Solch eine Autistin war bei den Bauernfeinds zu Gast und freute sich im Garten über das ungewöhnliche Echo. Die Eltern und die 21-jährige Tochter hatten davon bislang nichts bemerkt, aber der autistische Sohn lief gerne durch den Garten, machte laute Geräusche und freute sich offenbar über das nur von ihm zu hörende Echo.

Autisten brauchen Routinen, einen sehr geordneten Tagesablauf und einen hohen Betreuungsaufwand seitens der Eltern.
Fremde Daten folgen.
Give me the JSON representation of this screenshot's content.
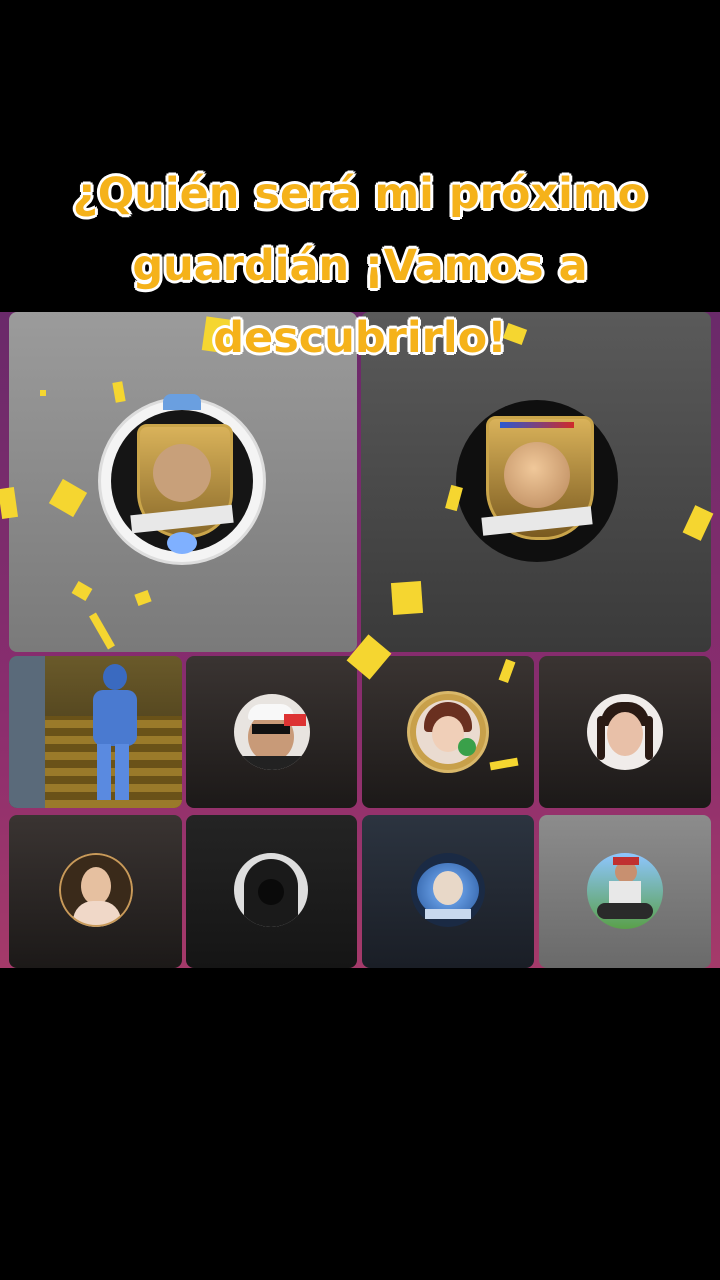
{
  "caption": {
    "line1": "¿Quién será mi próximo",
    "line2": "guardián ¡Vamos a",
    "line3": "descubrirlo!"
  },
  "colors": {
    "caption_text": "#f5b21a",
    "caption_outline": "#ffffff",
    "stage_background": "#8a2d6e",
    "confetti": "#f5d630"
  },
  "grid": {
    "top_row": [
      {
        "seat": "host",
        "avatar": "crest-badge-avatar-man"
      },
      {
        "seat": "co-host",
        "avatar": "crest-badge-avatar-woman"
      }
    ],
    "middle_row": [
      {
        "seat": "guest-1",
        "avatar": "live-video-dancer"
      },
      {
        "seat": "guest-2",
        "avatar": "avatar-man-sunglasses"
      },
      {
        "seat": "guest-3",
        "avatar": "avatar-woman-gold-frame"
      },
      {
        "seat": "guest-4",
        "avatar": "avatar-woman-braids"
      }
    ],
    "bottom_row": [
      {
        "seat": "guest-5",
        "avatar": "avatar-woman-dark-hair"
      },
      {
        "seat": "guest-6",
        "avatar": "avatar-hooded-figure"
      },
      {
        "seat": "guest-7",
        "avatar": "avatar-blue-crest"
      },
      {
        "seat": "guest-8",
        "avatar": "avatar-man-motorcycle"
      }
    ]
  }
}
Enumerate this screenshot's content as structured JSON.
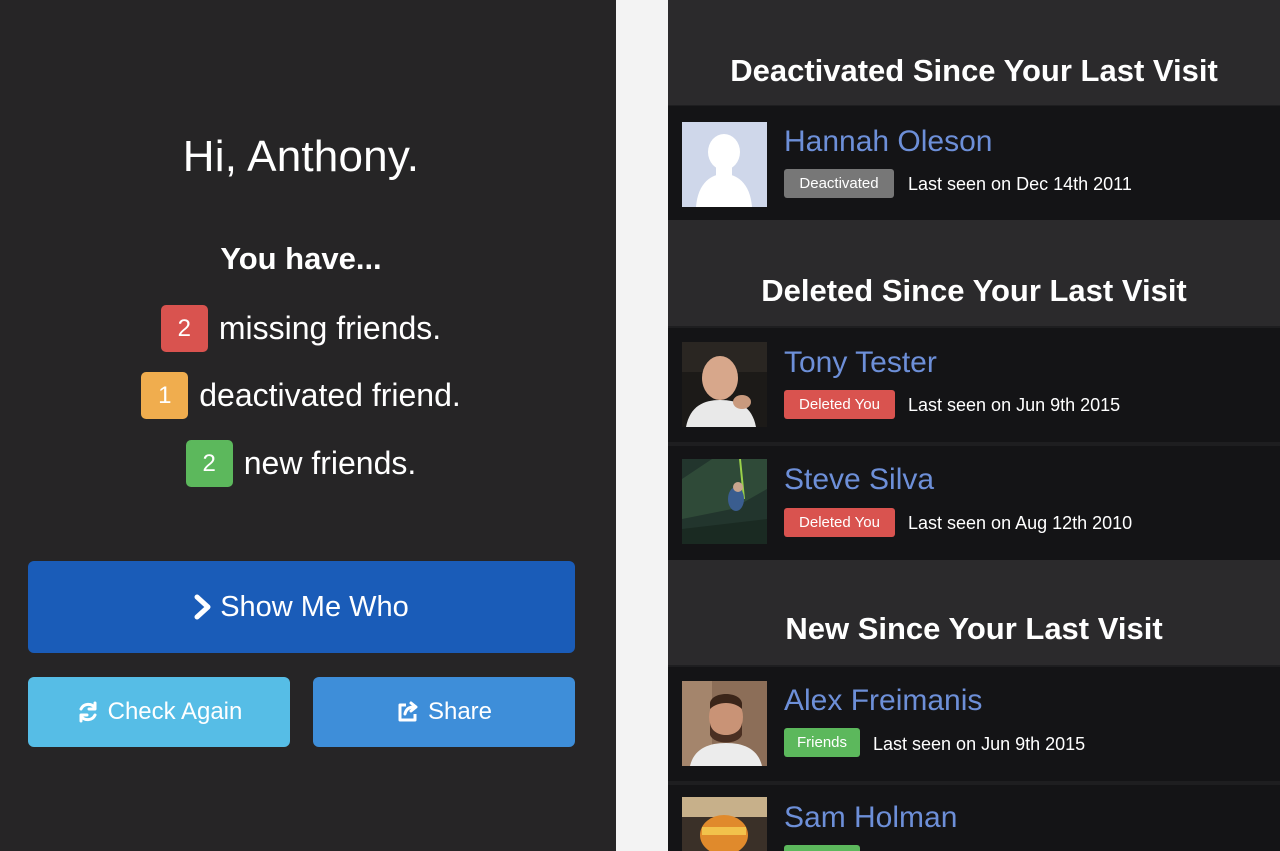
{
  "left": {
    "greeting": "Hi, Anthony.",
    "you_have": "You have...",
    "stats": [
      {
        "count": "2",
        "text": "missing friends.",
        "color": "#d9534f"
      },
      {
        "count": "1",
        "text": "deactivated friend.",
        "color": "#f0ad4e"
      },
      {
        "count": "2",
        "text": "new friends.",
        "color": "#5cb85c"
      }
    ],
    "buttons": {
      "show_me_who": "Show Me Who",
      "check_again": "Check Again",
      "share": "Share"
    },
    "icons": {
      "show": "chevron-right-icon",
      "check": "refresh-icon",
      "share": "share-icon"
    }
  },
  "right": {
    "sections": [
      {
        "title": "Deactivated Since Your Last Visit",
        "people": [
          {
            "name": "Hannah Oleson",
            "tag": "Deactivated",
            "tag_color": "#777777",
            "last_seen": "Last seen on Dec 14th 2011"
          }
        ]
      },
      {
        "title": "Deleted Since Your Last Visit",
        "people": [
          {
            "name": "Tony Tester",
            "tag": "Deleted You",
            "tag_color": "#d9534f",
            "last_seen": "Last seen on Jun 9th 2015"
          },
          {
            "name": "Steve Silva",
            "tag": "Deleted You",
            "tag_color": "#d9534f",
            "last_seen": "Last seen on Aug 12th 2010"
          }
        ]
      },
      {
        "title": "New Since Your Last Visit",
        "people": [
          {
            "name": "Alex Freimanis",
            "tag": "Friends",
            "tag_color": "#5cb85c",
            "last_seen": "Last seen on Jun 9th 2015"
          },
          {
            "name": "Sam Holman",
            "tag": "",
            "tag_color": "#5cb85c",
            "last_seen": ""
          }
        ]
      }
    ]
  },
  "colors": {
    "left_bg": "#262526",
    "right_bg": "#1e1e20",
    "name_link": "#6d8fd8",
    "primary_button": "#1a5cb8",
    "info_button": "#56bde6",
    "share_button": "#3e8ed9"
  }
}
Was macht das mit den Eltern, mit den Familien, den Geschwisterkindern, der Partnerschaft?

Eltern wurden gelassenener und sind gewachsen

Silke Bauernfeind hat in einer Online-Befragung 180 Betroffene erreicht, die ihr ausführlich Auskunft gaben. Manchmal berichten Eltern, sie seien gelassener geworden, andere meinen, ihr Selbstbewusstsein sei durch die Betreuungsaufgabe und die Auseinandersetzung mit Schule, Ärzten und Ämtern gewachsen. Andere beobachten bei sich eine gewisse Härte: „Ich bin zur Oberlöwin geworden, zum Gehirn meines Kindes“, schreibt eine Mutter.

„Wie fühlt ihr euch, wenn ihr euch mit eurem Kind in der Öffentlichkeit bewegt?“ Man werde mit Erziehungsratschlägen bombardiert, antworteten einige Eltern, andere hätten erlebt, dass die Diagnose Autismus von selbst ernannten Experten angezweifelt werde. Eine Mutter erzählt davon, dass ihr Sohn zu schreien beginnt, wenn der Busfahrer von der gewohnten Route abweicht, weil er eine Umleitung fahren muss. Sie habe gelernt, solche Situationen einfach auszuhalten.

Überhaupt ist aus den Berichten von Silke Bauernfeind herauszulesen: Man geht nicht unter, wenn man mit einem Autisten zusammenlebt. Oft wird in den Familien enger zusammengerückt, und oft engagieren sich betroffene Eltern im sozialen Bereich. An der Aufgabe wachsen – so sieht es auch die Autorin, die zu ihrem Vortrag auch einige ihrer Bilder mitgebracht hat. Ihre digitalen Kollagen sich vielfältig überlagernder Bilder sind ein Versuch, sich die Welt ihres Sohnes voll ungeordneter Reize vorzustellen, in denen sich dann doch wieder ein Muster finden lässt.